Terkait asal ulat, Fadli menduga sumbernya kemungkinan berasal dari buah yang disajikan pada menu hari tersebut.
“Kecurigaan kami dari buah. Ini hari memang menggunakan buah rambutan, kemungkinan ulat berasal dari situ,” katanya.
Pasca kejadian tersebut, pihak SPPG menyatakan akan memperketat seluruh tahapan proses penyediaan makanan MBG.
“Mulai dari pembersihan bahan, proses memasak, sampai distribusi.
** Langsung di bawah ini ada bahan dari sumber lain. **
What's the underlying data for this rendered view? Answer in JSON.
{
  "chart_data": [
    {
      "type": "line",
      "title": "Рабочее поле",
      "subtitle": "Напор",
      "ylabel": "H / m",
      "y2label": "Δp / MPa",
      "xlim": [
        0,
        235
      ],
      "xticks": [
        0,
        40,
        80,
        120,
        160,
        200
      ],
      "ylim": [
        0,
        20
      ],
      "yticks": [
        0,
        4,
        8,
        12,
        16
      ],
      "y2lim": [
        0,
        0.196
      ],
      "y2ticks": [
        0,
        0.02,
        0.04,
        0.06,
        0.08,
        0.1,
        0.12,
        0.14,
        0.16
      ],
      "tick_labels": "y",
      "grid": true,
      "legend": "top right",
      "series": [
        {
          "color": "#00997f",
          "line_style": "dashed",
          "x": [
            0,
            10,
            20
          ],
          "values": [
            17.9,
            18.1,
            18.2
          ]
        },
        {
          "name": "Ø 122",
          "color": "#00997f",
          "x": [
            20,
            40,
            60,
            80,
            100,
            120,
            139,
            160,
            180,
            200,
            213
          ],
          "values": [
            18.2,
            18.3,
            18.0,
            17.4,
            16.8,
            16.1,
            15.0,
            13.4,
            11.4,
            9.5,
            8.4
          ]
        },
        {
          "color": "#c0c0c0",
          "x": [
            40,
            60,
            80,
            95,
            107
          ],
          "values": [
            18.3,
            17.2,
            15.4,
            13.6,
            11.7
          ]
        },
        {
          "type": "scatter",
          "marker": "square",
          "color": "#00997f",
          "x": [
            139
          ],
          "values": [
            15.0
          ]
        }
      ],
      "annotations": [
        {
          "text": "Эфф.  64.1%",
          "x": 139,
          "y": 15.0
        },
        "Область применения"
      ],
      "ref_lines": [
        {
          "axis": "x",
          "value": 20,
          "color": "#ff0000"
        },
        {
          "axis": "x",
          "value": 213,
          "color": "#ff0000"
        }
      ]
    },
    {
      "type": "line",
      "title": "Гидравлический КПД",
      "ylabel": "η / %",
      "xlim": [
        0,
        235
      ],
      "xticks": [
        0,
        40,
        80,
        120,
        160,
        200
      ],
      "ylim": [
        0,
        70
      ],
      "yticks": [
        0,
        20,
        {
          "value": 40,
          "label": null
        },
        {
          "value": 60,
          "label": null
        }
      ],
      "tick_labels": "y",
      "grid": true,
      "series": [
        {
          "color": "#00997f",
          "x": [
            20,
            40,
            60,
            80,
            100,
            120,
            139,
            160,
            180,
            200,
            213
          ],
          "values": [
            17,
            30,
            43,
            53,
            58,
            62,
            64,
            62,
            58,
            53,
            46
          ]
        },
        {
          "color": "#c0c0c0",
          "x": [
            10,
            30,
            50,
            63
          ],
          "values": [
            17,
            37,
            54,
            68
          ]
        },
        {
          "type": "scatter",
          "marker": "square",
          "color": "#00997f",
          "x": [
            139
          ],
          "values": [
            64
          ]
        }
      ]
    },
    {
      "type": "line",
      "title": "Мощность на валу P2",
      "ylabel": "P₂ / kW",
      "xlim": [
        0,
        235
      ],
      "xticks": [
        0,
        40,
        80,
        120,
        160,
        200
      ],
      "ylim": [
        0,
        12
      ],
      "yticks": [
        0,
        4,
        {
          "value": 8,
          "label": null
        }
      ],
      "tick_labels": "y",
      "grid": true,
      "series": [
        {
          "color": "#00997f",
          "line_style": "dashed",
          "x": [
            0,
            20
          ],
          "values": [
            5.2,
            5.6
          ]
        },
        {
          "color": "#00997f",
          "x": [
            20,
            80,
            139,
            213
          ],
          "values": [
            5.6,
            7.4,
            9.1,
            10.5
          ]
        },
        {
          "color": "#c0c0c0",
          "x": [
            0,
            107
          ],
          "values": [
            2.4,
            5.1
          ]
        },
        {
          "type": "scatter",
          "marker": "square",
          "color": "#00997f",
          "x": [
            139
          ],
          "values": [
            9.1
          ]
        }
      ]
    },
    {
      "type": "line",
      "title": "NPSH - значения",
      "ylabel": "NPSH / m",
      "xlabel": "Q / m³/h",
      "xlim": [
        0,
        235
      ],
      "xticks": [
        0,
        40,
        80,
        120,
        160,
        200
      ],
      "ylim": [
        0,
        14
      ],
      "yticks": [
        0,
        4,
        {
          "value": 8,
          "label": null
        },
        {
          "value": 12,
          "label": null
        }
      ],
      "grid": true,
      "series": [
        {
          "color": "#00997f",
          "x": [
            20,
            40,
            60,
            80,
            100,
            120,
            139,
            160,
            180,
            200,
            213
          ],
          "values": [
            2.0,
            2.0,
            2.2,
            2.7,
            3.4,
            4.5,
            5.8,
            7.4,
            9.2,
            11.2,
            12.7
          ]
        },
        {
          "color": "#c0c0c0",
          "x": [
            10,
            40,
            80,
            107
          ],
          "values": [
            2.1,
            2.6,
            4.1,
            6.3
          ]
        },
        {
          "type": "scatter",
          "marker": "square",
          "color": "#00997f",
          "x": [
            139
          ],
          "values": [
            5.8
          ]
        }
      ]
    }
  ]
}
Ompreng atau rantang harus dicek betul-betul,” tegasnya.
Katanya, setiap makanan yang telah selesai dimasak akan melalui proses pengecekan ulang sebelum didistribusikan.
“Setelah makanan jadi, dilakukan pengecekan kebersihan dan ketelitian terhadap bahan dan makanan sebelum disalurkan,” ujarnya.
Menu MBG pada hari kejadian tersebut terdiri dari chicken katsu, sayuran salad, serta buah rambutan sebagai pelengkap.
“Menu kami berubah-ubah setiap hari agar bervariasi, kadang juga berdasarkan masukan guru dan siswa,” katanya.
Saat ini, SPPG Bonto-Bontoa menyuplai program MBG ke empat sekolah di wilayah Kabupaten Gowa. Sekolah tersebut meliputi SMKN 3 Somba Opu, SMA Negeri 1 Gowa, TK Akhlakul Karima, dan TK Siman Petrus.
Total penerima manfaat MBG dari empat sekolah yang dilayani SPPG Bonto-Bontoa mencapai 3.122 orang.
Fadli menegaskan bahwa temuan ulat ini merupakan kejadian pertama sejak SPPG mulai beroperasi.
“Kami mulai operasional 24 November. Ini baru pertama kali ditemukan kejadian seperti ini,” jelasnya.
Jumlah penerima manfaat MBG di SMKN 3 Gowa sendiri mencapai ribuan siswa dan tenaga pendidik.
“Penerima manfaat di SMK 3 Gowa untuk siswa ada 1.701 orang dan kalau ditotal sama guru 1.130 orang,” tutupnya.
- Kesimpulan
Temuan ulat hidup dalam menu Program Makan Bergizi Gratis (MBG) di SMKN 3 Gowa menjadi peringatan penting bagi seluruh pihak terkait untuk memperkuat pengawasan kualitas dan kebersihan makanan. Meski insiden tersebut merupakan kejadian pertama sejak program berjalan dan tidak menimbulkan gangguan kesehatan pada siswa, peristiwa ini menunjukkan bahwa celah dalam proses penyediaan makanan tetap bisa terjadi.
Pihak sekolah dan Satuan Pelayanan Pemenuhan Gizi (SPPG) telah merespons cepat dengan melakukan pelaporan, evaluasi, serta komitmen memperketat seluruh tahapan, mulai dari pemilihan bahan baku hingga distribusi makanan. Langkah ini diharapkan mampu menjaga kepercayaan siswa dan orang tua, sekaligus memastikan tujuan utama program MBG—menyediakan makanan sehat, aman, dan bergizi bagi ribuan penerima manfaat—dapat terus terlaksana secara optimal.